Methods: This study is based on the Jackson Heart Study (JHS), a community-based cohort study of African Americans (AAs). The baseline period for JHS was 9/26/2000 to 3/31/2004. The first follow-up period was from 10/1/2005 to 12/21/2008, and the second follow-up period was from 2/26/2009 to 1/31/2013. All study participants who were statin users or non-users at baseline were included in this study. We applied two common propensity score adjustment techniques to analyze the data: propensity score matching (PSM) and the inverse probability of treatment weighting (IPTW) algorithms.

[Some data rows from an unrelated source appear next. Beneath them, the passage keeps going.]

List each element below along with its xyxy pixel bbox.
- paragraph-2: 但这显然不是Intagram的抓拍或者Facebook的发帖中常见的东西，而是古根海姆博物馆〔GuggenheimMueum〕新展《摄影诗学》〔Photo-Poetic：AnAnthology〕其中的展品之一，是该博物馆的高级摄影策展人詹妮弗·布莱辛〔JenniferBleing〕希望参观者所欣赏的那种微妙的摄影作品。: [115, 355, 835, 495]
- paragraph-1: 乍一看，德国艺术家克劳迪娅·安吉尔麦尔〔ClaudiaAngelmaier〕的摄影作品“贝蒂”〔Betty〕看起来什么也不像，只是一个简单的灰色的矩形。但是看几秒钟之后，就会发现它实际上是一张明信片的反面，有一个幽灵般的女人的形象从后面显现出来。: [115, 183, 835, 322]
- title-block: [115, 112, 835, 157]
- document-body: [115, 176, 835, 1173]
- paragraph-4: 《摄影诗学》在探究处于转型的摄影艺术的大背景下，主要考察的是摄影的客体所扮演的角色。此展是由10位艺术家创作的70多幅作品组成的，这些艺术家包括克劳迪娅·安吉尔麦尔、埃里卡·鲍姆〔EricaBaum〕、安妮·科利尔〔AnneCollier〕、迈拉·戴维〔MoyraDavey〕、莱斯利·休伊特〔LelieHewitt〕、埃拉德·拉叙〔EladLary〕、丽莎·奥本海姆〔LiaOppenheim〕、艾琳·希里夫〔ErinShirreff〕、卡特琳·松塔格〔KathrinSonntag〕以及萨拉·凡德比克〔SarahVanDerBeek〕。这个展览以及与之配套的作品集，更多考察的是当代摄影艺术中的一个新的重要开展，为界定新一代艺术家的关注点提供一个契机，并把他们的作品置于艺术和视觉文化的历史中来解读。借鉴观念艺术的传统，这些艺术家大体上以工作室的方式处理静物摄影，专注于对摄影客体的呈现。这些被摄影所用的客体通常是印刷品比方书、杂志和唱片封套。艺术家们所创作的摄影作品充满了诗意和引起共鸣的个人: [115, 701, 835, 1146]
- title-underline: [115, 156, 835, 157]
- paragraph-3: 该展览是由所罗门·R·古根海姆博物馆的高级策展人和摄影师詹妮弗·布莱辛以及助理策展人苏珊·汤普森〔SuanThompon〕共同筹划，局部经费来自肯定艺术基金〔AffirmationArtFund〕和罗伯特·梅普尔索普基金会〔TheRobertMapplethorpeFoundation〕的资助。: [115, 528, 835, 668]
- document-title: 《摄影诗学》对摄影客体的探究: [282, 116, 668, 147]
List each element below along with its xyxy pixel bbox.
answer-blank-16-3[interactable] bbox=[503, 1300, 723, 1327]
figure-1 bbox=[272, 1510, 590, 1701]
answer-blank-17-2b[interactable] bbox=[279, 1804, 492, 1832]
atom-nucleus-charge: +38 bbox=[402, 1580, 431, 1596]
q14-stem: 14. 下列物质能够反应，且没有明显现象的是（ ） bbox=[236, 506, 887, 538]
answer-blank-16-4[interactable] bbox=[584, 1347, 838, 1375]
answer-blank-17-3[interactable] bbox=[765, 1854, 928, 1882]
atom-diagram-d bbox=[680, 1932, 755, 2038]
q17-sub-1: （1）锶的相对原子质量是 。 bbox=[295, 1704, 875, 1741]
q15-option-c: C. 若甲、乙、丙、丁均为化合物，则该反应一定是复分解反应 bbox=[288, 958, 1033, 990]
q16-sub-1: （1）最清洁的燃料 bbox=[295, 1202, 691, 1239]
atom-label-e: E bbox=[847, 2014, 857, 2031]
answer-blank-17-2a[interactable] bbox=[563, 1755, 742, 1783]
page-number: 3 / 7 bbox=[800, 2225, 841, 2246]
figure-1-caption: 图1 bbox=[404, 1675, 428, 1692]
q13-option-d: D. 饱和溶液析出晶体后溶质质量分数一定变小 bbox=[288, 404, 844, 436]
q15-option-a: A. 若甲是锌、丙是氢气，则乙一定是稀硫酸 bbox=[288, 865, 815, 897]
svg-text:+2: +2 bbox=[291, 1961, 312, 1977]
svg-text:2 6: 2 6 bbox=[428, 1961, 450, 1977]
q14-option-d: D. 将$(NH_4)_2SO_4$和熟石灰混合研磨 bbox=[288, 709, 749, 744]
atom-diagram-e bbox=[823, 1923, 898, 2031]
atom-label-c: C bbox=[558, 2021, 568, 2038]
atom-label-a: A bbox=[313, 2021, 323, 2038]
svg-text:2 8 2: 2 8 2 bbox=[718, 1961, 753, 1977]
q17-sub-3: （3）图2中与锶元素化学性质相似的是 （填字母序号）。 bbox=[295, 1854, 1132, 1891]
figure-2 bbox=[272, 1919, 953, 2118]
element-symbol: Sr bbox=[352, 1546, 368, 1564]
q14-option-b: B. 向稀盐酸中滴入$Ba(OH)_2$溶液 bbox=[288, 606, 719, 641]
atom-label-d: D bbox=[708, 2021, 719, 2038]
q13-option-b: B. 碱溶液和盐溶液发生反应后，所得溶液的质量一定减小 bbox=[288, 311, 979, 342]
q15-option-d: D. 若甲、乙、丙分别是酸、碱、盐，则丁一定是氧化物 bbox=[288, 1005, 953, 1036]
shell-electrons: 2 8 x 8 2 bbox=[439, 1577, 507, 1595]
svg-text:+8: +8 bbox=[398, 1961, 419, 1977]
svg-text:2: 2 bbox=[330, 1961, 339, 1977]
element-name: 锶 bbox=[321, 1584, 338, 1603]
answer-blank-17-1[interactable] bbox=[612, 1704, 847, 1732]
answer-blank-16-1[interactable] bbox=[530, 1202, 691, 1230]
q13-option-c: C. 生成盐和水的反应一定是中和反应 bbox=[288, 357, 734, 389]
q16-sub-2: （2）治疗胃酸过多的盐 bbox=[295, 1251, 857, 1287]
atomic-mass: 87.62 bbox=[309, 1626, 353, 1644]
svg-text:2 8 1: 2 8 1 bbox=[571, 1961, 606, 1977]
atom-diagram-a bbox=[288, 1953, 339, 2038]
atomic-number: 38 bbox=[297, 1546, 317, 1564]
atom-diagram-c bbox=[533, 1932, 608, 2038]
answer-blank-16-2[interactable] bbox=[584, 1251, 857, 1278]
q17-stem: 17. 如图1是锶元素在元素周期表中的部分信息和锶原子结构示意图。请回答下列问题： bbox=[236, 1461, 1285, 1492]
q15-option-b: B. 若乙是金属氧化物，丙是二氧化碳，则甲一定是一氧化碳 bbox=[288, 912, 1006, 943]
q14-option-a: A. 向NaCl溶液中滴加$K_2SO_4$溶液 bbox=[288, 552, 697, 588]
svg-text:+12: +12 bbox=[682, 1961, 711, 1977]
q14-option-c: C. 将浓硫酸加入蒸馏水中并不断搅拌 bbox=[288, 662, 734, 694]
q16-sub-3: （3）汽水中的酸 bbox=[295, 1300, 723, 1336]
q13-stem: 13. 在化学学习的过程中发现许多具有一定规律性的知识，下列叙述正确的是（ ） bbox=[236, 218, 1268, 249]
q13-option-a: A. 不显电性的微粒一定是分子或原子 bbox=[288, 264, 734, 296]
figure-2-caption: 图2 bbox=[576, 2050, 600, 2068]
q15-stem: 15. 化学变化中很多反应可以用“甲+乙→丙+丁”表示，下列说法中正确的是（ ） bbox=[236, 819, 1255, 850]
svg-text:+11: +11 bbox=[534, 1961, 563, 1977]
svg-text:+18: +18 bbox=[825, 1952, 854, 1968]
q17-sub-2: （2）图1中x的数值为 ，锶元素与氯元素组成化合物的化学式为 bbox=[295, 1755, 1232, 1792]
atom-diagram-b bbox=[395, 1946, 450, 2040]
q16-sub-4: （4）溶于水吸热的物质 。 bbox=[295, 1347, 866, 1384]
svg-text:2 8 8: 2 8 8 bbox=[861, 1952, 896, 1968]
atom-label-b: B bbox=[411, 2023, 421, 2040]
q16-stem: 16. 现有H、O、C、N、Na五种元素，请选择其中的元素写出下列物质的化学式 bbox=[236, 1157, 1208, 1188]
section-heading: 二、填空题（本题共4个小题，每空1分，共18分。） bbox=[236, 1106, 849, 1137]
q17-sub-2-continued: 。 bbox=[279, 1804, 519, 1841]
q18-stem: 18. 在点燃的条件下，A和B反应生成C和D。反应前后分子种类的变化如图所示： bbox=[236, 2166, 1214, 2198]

Results: In this cohort there were 510 deaths. The baseline prevalence of statin use was 13.95% (95% CI: 12.91% - 14.98%), while the baseline rate of all-cause mortality was 11.82% (95% CI: 10.87% - 12.82%). In crude analyses, statin users had an 80% higher risk of mortality compared to non-users, with an odds ratio (OR) of 1.80 (95% CI: 1.43 - 2.27). However, after adjusting for confounders using PSM and IPTW, the adjusted ORs for the association between statin use and mortality were 0.77 (95% CI: 0.53 - 1.12) and 0.80 (95% CI: 0.68 - 0.95), respectively. A post hoc power analysis suggested that the matched analysis was underpowered. The incidence of diabetes/ prediabetes was 39.42% (95% CI: 37.39% - 41.45%), with 879 new cases observed. Statin users had a crude odds ratio (OR) of 2.02 (95% CI: 1.52 - 2.67) for developing diabetes/prediabetes compared to non-users. After adjusting for confounding using PSM) and IPTW, the adjusted ORs were 1.84 (95% CI: 1.21-2.81) and 1.82 (95% CI: 1.59-2.08), respectively.

Conclusion: Statin use was associated with a 20% decrease in all-cause mortality but an 80% increased risk of incident diabetes/prediabetes. Clinicians should consider the implications of these findings when prescribing statins to patients in this population.